RWE has reportedly begun commissioning of the first 100 MW tranche of its flagship electrolyzer project in Lingen, Germany.
The Get H2 Nukleus project, located at RWE’s Lingen gas-fired power plant in Lower Saxony, is designed to reach 300 MW of installed electrolyzer capacity. The configuration combines 200 MW of proton exchange membrane electrolysers supplied by ITM Power with 100 MW of alkaline units from Sunfire, reflecting a deliberate technology diversification strategy as developers and policymakers test scalability, efficiency, and operational reliability at industrial scale. While commissioning has started on the initial 100 MW, commercial operations are not scheduled to begin until 2026, with hydrogen production expected to ramp up in 2027.
Once operational, hydrogen output from Lingen is set to be injected into RWE’s cavern storage facility in Gronau-Epe, a key asset in balancing variable production and enabling steady industrial supply. Salt cavern storage is increasingly viewed as a prerequisite for large-scale hydrogen integration, particularly as Germany transitions from pilot projects to networked supply chains capable of serving refineries, chemical plants, and heavy industry.
The project’s commercial anchor is a 15-year offtake agreement with TotalEnergies, covering 30,000 tonnes of green hydrogen per year to displace grey hydrogen at the company’s Leuna refinery.

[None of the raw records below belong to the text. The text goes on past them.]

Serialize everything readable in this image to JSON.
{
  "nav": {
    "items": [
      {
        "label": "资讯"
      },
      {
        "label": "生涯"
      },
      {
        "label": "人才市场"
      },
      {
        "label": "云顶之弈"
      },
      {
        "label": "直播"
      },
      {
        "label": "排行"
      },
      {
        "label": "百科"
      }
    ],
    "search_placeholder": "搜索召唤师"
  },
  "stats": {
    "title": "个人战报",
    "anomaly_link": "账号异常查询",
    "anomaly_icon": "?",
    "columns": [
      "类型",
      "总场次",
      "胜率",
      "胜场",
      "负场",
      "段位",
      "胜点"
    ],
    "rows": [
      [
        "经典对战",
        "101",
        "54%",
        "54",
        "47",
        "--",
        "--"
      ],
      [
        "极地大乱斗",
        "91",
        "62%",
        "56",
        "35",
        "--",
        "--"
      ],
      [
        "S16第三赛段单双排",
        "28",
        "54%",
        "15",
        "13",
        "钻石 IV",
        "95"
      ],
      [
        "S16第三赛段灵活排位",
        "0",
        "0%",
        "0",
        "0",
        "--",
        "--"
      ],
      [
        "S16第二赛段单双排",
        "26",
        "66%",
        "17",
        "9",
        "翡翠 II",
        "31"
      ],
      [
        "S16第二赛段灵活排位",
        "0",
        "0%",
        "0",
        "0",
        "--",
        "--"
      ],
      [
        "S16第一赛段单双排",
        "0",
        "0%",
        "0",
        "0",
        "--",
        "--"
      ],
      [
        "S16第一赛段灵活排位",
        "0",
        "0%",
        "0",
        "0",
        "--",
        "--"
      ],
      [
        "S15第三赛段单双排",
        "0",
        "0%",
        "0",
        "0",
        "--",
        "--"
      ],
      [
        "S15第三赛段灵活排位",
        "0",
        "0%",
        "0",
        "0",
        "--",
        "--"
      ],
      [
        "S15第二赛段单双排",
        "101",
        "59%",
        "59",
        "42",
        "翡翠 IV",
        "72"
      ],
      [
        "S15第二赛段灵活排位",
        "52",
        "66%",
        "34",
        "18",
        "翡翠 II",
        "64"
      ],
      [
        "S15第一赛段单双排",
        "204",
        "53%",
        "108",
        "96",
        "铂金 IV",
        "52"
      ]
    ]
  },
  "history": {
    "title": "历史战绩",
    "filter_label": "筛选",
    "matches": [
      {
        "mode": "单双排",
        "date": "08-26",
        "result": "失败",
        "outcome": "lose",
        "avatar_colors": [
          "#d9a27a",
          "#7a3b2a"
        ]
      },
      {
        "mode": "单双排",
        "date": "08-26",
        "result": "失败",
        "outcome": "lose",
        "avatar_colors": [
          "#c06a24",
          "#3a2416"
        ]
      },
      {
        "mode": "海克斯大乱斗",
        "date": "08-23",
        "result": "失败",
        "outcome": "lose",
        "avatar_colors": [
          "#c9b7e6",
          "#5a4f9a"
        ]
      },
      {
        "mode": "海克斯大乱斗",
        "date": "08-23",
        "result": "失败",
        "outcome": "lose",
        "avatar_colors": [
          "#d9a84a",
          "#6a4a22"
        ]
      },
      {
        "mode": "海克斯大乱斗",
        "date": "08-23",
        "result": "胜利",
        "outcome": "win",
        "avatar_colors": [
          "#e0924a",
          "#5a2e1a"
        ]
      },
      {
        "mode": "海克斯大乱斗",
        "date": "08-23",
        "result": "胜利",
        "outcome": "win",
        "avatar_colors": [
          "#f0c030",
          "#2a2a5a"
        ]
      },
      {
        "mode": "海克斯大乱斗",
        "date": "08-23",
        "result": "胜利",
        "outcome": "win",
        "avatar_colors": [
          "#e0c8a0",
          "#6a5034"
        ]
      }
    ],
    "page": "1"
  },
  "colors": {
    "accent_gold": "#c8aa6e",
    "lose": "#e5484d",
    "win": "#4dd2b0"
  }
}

The contract, which runs until 2044, relies on a 600-kilometer section of Germany’s planned hydrogen core network to transport volumes from northwest Germany to central industrial clusters. In principle, the deal aligns with federal objectives to link electrolyzer capacity, storage, and demand through repurposed gas infrastructure.
In practice, the timing reveals a structural tension that extends beyond Lingen. With hydrogen production not expected until 2027, the offtake agreement implies a multi-year gap between contractual commitments and physical supply. It remains unclear how RWE and TotalEnergies intend to manage this interim period, whether through alternative sourcing, delayed volume delivery, or contract flexibility. The uncertainty underscores a broader challenge facing Europe’s hydrogen build-out, where infrastructure, production assets, and demand contracts are often progressing on parallel but imperfectly synchronized timelines.
The Lingen case also highlights the risks embedded in Germany’s hydrogen core network strategy. While repurposing existing gas pipelines reduces costs and accelerates permitting compared with greenfield builds, the network’s phased rollout means that connectivity may lag behind project commissioning. Developers are therefore exposed to market risk if storage and transport options are not fully available when electrolyzers reach operational readiness.
From a policy perspective, the project illustrates both progress and fragility in Germany’s hydrogen transition. Commissioning activity signals that large-scale electrolyzer deployment is moving beyond planning into execution. At the same time, the unresolved offtake gap raises questions about how risk is shared between producers, industrial buyers, and the state, particularly in a market still dependent on subsidies and regulatory support.